When the crab season started at midnight on November 15th, local and visiting boats rushed out to the Bay. The rolling ball of migrating crab was not hard to locate off San Francisco’s coast. Within 23 hours, crab started rolling in, by the thousands. For the first 10-12 days of the season, huge numbers were brought in by large visiting vessels. These vessels roam the western coastal seas. Visiting fishermen come to Bay Area waters from Alaska, Washington, Oregon, and other California harbors. It is a dangerous and hard life. We were lucky to meet some of these visitors as they passed through our Bay.
Captain Dennis Sturgell of Bold Contender is considered a top skipper among this group of crab fishing fleets. His home port is in Oregon. Captain Dennis and his crew were excited about their good luck at the start of the crab season. They filled the vessel’s 60,000-lb. hold until it was brimming with their first catch of the new season by the wee hours of Saturday morning, November 17th. A call home as they began to pull the last round of traps in brought the wives of Captain Dennis and crewman Jeremy Hammond to the San Francisco docks by plane and cab to welcome their men to port.
Bold Contender’s crab catch was sold before they docked. It took a long time to offload such a large amount of crab into a variety of buyers’ carry crates. As they neared the bottom of the hold, compression from the weight of the upper layers of 45,000 lb. of crab made the bottom 15,000 lbs. move slowly. The hold was filled with circulating cold seawater from the harbor to revitalize the remaining crab from the press.
Jeremy recently purchased a 58’ vessel similar to Bold Contender. While outfitting it, and applying for coveted permits, he fishes with Captain Dennis. When asked how he got started, he said he was home schooled aboard his Dad’s boat when he was very young. His Dad was a Berring Sea captain, he explained with a proud grin. “Fishing is freedom. The sea is the only place I don’t feel claustrophobic. Nothing can hurt me, except myself. It is just me, the ocean, and my crew.” His goal to be a Berring Sea fisherman like his Dad will have to wait. That area is now open just two weeks a year. The big boats took too many at once before limits were set to keep the sea healthy. The extremely short season is designed to allow those schools of fish a chance to recover, which will take years. When it does, Jeremy will be ready and waiting to carry on. The other crew members also started just out of school with their Dads. It gets in your blood, they all said with grins. “I don’t relax, till we cast off,” finished Jeremy.
“Big boats,” said Steve Turner, representing one of the wholesale buying and selling firms on the docks, “are closely managed.” They bring in a lot of money to the community for their catch. They follow the migrating crab north and don’t stay long in any one spot. They leave resident crab for the resident fleet. Next stop this year is most likely Oregon, then Washington and on to Alaska.

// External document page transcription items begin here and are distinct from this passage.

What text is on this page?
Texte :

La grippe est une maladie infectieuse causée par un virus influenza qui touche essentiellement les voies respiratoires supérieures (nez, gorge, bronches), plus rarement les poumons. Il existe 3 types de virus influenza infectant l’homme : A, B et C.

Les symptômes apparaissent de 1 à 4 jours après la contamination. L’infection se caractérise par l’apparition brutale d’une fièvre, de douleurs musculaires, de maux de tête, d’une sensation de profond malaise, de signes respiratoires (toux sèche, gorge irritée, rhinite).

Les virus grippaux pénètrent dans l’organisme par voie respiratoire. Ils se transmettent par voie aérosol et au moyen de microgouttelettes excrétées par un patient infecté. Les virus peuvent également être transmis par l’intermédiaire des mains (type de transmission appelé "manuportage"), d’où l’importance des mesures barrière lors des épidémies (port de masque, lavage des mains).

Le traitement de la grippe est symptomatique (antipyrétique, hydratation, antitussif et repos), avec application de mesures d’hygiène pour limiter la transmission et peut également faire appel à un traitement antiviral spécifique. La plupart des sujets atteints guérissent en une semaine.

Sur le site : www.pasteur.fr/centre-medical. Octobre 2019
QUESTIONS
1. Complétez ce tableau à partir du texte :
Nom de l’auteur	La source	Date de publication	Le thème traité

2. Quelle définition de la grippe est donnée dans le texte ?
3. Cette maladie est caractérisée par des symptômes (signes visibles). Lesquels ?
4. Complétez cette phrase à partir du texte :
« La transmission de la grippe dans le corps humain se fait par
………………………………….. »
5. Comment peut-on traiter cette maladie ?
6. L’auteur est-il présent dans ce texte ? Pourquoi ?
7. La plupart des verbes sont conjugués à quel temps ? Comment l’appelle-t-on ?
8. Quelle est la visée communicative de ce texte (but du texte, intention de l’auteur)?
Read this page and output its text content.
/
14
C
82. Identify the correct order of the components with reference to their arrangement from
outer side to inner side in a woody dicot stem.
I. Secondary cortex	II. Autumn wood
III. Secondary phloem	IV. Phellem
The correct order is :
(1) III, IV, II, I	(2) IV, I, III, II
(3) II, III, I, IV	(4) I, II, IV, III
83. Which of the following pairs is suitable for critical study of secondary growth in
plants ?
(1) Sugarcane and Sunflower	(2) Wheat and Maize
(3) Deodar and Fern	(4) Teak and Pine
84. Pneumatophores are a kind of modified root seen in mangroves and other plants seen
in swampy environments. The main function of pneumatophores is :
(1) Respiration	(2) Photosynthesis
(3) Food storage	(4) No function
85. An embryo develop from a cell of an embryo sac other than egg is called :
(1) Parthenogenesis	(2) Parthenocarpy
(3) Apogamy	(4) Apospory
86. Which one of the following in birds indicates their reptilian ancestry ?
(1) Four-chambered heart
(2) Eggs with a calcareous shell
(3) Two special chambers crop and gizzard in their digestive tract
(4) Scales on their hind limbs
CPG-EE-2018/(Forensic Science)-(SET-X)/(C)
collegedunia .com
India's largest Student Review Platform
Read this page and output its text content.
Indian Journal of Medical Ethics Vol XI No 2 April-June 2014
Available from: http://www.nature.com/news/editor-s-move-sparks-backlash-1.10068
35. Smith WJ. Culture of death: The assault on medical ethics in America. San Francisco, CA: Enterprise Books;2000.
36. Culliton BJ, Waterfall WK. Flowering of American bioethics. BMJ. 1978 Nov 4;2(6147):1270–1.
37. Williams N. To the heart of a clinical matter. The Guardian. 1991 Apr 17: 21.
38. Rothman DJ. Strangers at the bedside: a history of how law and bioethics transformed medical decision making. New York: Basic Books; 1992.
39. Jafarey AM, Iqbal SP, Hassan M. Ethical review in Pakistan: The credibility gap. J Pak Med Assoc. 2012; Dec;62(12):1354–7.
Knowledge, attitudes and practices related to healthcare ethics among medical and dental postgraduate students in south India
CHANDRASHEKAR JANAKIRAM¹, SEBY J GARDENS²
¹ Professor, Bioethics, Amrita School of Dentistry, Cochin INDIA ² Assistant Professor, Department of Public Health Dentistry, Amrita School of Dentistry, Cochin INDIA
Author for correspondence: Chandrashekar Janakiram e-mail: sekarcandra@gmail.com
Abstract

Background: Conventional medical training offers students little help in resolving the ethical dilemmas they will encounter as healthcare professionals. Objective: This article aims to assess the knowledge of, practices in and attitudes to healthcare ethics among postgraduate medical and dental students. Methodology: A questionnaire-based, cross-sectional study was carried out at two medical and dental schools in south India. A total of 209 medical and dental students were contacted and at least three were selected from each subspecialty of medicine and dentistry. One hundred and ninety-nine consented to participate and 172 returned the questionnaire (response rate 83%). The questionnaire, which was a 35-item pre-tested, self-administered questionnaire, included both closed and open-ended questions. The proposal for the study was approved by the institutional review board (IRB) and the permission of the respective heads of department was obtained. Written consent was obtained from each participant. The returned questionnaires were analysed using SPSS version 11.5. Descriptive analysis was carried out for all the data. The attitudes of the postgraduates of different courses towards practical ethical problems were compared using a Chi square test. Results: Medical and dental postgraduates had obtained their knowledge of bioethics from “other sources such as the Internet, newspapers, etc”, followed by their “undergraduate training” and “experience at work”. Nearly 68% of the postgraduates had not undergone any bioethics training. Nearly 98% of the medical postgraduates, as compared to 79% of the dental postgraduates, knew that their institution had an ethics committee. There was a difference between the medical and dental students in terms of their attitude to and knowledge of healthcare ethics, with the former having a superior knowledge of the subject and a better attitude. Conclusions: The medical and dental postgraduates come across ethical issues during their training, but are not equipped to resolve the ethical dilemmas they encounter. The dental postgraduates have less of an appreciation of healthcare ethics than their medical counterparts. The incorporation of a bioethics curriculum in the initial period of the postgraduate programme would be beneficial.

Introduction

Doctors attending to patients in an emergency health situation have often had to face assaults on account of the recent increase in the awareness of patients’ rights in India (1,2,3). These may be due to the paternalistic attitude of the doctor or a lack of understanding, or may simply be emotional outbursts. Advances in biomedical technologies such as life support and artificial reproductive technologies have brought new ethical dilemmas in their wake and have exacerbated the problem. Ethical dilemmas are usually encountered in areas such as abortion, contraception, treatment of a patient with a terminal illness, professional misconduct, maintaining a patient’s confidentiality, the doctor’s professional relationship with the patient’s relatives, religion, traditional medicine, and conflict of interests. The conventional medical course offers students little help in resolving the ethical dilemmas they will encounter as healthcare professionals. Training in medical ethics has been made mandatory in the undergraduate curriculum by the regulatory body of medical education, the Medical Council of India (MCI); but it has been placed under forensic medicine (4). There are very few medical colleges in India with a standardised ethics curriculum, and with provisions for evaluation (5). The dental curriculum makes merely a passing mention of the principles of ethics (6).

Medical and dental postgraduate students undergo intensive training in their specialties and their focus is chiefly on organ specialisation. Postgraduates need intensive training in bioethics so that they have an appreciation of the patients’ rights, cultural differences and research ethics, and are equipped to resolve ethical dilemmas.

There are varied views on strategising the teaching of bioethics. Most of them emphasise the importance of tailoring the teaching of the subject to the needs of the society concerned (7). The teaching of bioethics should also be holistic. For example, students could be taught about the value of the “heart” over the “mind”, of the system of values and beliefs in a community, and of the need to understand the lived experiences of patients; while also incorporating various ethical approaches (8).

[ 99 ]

Their crab season, like for our local fishermen, is eight months long, filled in with other types of fishing to make theirs a year-round job.
Steve said he has noticed a change in the crab since the big boats started working our waters. He thought perhaps the outer water’s salinity and/or algae the crab eat has changed. Last year, and again this year, their shells are softer than the first few years. Crab coming in are of good size. Those caught, and kept, meet the minimum of 6-1/4 inches from horn to horn and are all male. Females are returned to the sea. There’s no question that they taste great, but they do not stand up to the compression of big holds like before. The boats race to get their catches in quickly to avoid loss. While the crab in the bottom of Bold Contender’s hold took a swim, Captain Dennis and crewman Jeremy enjoyed a chance to visit with their ladies, and to try a few of the hundreds of chocolate chip cookies they and their kids had made for their men to take along for the next part of their voyage.
The dockside cookers billowed steam in the cold morning air. Bin after bin of crab were immersed in steaming hot waters to cook on the docks. These crab were for better restaurants and markets nearby. The Fisherman’s Wharf crab fleet get crab to the table at its peak of freshness and flavor.